I think that this reasoning has a fault. In fact it relies on the hypothesis that since you can have fair to good perceived quality without any internal quality, then internal quality is an extra cost that we can save. But usually this is not the case, even if there would be no direct relation, would it be simpler to write a program where you keep just a bunch of variables under your attention to get to your goal, or write a program where you need to practice Zen in order to get an holistic comprehension of the whole not to mess anything in the process of treading your way?
And then it is hard that no whatsoever relation exists between the two natures of quality.
On this point both literature and commonsense agree that from medium to large program size internal quality affects several aspects of user perceived quality. E.g. if the program crashes too often perceived quality can’t be any good.
Moreover – in the same class of projects – the overall cost of the software across its entire life cycle is less if internal quality is high. That is desirable software properties really help you in understanding and modifying the software more confidently and with reliable results.
Quality-less supporters – at this point – backs up on picking single aspects of internal quality. For example they can target reuse and state that reuse practice is not worth since you pay in this project a greater cost with the risk that you won’t reuse the code in another project or that the context will be so different that it will be cheaper rewrite the code from scratch.
In this case it is hard to provide good figure of savings for designing and coding reusable components. This is unfortunate both for internal quality supporters in their advocacy and for software architects deciding if a component has to be reusable or not.
Unfortunate also because there is a large band of components between the ones that obviously are to be made reusable and the ones that obviously not.
Also it has to be considered that techniques adopted to make a component reusable are – generally speaking – techniques to improve internal quality.

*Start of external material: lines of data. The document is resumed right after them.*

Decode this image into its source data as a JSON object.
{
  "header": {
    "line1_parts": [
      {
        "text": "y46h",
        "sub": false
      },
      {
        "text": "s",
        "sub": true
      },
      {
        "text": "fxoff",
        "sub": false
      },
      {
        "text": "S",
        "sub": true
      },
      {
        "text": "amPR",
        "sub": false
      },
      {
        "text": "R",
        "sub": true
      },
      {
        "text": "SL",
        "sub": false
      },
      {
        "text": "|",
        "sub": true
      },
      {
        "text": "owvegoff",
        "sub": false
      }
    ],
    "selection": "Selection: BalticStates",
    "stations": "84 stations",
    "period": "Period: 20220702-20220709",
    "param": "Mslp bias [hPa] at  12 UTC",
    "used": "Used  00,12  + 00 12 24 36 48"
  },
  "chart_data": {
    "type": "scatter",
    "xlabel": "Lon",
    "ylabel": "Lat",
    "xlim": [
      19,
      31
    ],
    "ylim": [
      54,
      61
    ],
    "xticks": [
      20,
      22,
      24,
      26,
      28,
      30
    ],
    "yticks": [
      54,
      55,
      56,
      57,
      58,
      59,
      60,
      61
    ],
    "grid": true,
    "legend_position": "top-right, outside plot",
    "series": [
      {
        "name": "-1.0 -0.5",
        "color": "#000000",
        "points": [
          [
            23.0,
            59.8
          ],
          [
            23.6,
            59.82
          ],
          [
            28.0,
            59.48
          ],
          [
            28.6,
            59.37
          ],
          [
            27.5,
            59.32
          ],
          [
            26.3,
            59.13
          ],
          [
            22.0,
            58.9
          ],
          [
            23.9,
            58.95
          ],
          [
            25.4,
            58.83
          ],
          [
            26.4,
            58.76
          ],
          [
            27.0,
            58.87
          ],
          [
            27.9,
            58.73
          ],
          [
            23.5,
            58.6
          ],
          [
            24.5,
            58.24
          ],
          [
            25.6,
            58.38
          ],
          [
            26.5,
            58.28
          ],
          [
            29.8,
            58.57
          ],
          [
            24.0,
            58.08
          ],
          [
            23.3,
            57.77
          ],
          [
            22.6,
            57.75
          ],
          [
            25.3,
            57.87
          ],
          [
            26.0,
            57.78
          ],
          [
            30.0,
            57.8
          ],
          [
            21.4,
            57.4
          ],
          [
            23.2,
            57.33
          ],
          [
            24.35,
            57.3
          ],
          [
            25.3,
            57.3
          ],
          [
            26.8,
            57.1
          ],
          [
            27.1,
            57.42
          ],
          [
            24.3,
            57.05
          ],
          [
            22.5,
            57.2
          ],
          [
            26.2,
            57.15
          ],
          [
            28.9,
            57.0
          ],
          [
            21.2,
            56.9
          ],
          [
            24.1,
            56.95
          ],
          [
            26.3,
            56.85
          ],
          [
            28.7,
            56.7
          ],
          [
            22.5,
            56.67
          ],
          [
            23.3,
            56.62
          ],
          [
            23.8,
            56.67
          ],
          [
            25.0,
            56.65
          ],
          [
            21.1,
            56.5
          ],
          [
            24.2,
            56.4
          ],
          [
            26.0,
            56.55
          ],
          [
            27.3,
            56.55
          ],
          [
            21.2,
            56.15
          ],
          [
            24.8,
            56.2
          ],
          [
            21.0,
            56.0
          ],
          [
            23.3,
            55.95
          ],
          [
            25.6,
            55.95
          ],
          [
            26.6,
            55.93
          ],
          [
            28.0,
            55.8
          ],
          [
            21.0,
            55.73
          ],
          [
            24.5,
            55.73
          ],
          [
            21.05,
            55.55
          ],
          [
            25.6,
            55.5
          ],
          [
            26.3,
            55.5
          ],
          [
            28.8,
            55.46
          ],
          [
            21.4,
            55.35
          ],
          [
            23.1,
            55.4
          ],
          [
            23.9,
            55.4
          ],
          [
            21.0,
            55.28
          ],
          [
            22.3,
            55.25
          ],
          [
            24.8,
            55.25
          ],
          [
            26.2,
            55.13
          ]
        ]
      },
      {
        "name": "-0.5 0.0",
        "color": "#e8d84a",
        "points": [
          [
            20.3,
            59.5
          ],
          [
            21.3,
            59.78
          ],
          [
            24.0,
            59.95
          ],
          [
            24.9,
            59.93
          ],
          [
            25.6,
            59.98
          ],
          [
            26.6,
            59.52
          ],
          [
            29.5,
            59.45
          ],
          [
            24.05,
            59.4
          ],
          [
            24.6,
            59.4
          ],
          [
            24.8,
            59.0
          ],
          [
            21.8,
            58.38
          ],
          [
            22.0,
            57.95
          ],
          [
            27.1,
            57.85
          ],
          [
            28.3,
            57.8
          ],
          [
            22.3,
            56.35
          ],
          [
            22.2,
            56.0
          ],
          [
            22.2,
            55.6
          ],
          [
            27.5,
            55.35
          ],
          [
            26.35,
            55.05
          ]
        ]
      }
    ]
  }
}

Pushing this thought to the extreme, you can’t rule out reusability from your tool chest because all other techniques that improve internal quality drive you in the reusability direction to the point that reusability either comes for free or at a little cost.

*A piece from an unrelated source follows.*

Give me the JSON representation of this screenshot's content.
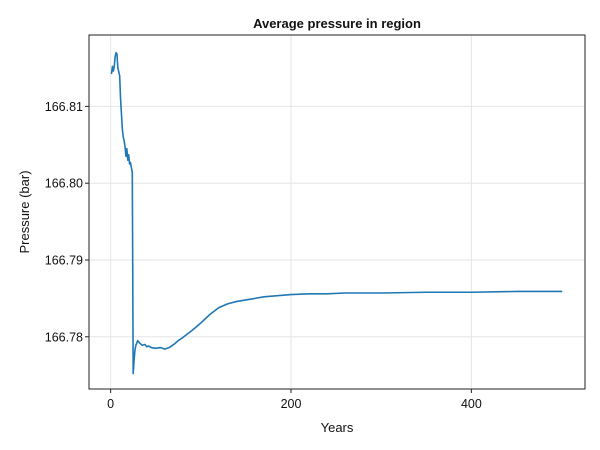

Despite of what I wrote, I think that there exists a problem and it occurs when the designer starts overdesigning too many components and the programmer starts to code functions that won’t be used in this project but just because.

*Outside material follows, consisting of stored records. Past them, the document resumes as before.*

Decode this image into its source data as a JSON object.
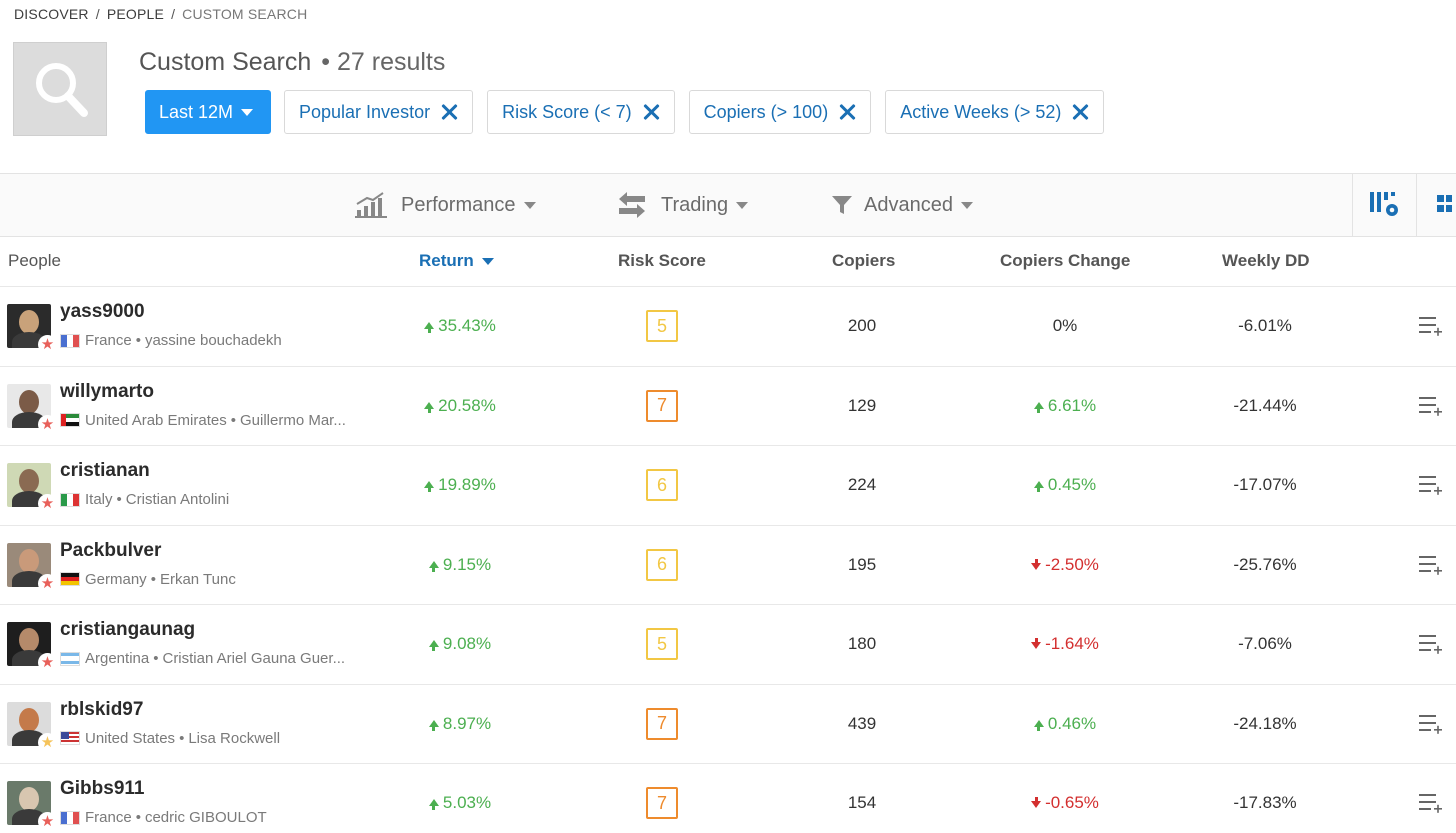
{
  "breadcrumb": [
    "DISCOVER",
    "PEOPLE",
    "CUSTOM SEARCH"
  ],
  "header": {
    "title": "Custom Search",
    "results": "• 27 results"
  },
  "filters": {
    "period": "Last 12M",
    "chips": [
      "Popular Investor",
      "Risk Score (< 7)",
      "Copiers (> 100)",
      "Active Weeks (> 52)"
    ]
  },
  "toolbar": {
    "performance": "Performance",
    "trading": "Trading",
    "advanced": "Advanced"
  },
  "columns": {
    "people": "People",
    "return": "Return",
    "risk": "Risk Score",
    "copiers": "Copiers",
    "change": "Copiers Change",
    "dd": "Weekly DD"
  },
  "colors": {
    "accent": "#2196f3",
    "link": "#1a6fb4",
    "positive": "#4caf50",
    "negative": "#d32f2f",
    "risk_yellow": "#f2c744",
    "risk_orange": "#ee8b2d"
  },
  "rows": [
    {
      "username": "yass9000",
      "country": "France",
      "name": "yassine bouchadekh",
      "return": "35.43%",
      "risk": "5",
      "copiers": "200",
      "change": "0%",
      "change_dir": "flat",
      "dd": "-6.01%",
      "star": "red"
    },
    {
      "username": "willymarto",
      "country": "United Arab Emirates",
      "name": "Guillermo Mar...",
      "return": "20.58%",
      "risk": "7",
      "copiers": "129",
      "change": "6.61%",
      "change_dir": "up",
      "dd": "-21.44%",
      "star": "red"
    },
    {
      "username": "cristianan",
      "country": "Italy",
      "name": "Cristian Antolini",
      "return": "19.89%",
      "risk": "6",
      "copiers": "224",
      "change": "0.45%",
      "change_dir": "up",
      "dd": "-17.07%",
      "star": "red"
    },
    {
      "username": "Packbulver",
      "country": "Germany",
      "name": "Erkan Tunc",
      "return": "9.15%",
      "risk": "6",
      "copiers": "195",
      "change": "-2.50%",
      "change_dir": "down",
      "dd": "-25.76%",
      "star": "red"
    },
    {
      "username": "cristiangaunag",
      "country": "Argentina",
      "name": "Cristian Ariel Gauna Guer...",
      "return": "9.08%",
      "risk": "5",
      "copiers": "180",
      "change": "-1.64%",
      "change_dir": "down",
      "dd": "-7.06%",
      "star": "red"
    },
    {
      "username": "rblskid97",
      "country": "United States",
      "name": "Lisa Rockwell",
      "return": "8.97%",
      "risk": "7",
      "copiers": "439",
      "change": "0.46%",
      "change_dir": "up",
      "dd": "-24.18%",
      "star": "yellow"
    },
    {
      "username": "Gibbs911",
      "country": "France",
      "name": "cedric GIBOULOT",
      "return": "5.03%",
      "risk": "7",
      "copiers": "154",
      "change": "-0.65%",
      "change_dir": "down",
      "dd": "-17.83%",
      "star": "red"
    }
  ]
}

A little overdesigning could be a good idea most of the times (After all design takes a little percentage of the development time), nonetheless you should always keep in mind a) the scope of the project and b) the complexity you are introducing in the code respect to the complexity of the problem to solve.
Since you are overdesigning you are not required to implement everything. Just implement what is needed for the next iteration of the project.
At this point you shouldn’t rush into moving your reusable component in the shared bin, but you should keep it in a “aging” area, granting it time to consolidate. Before being reused it should prove to survive at least to one project (or most of it). Then, when the component is reused in at least two projects, once properly documented, could be moved in the shared folder.
What I can’t understand and leaves me wandering is that in many workplaces firmware is considered an accidental cost, that everyone would happily do without it only if could it be possible. So the logical consequence would be to scientifically attempt to lower the cost of development and maintenance by finding the proper conditions. Instead in many places there is a blind shooting at firmware development, attempting to shrink any cost, with the effect that the cost will actually increase. E.g. you can save on tools and training, only to discover that your cost per LoC is more. I am afraid that the reason is either mistrust or ignorance in the whole body of researches done on software development since the 60s.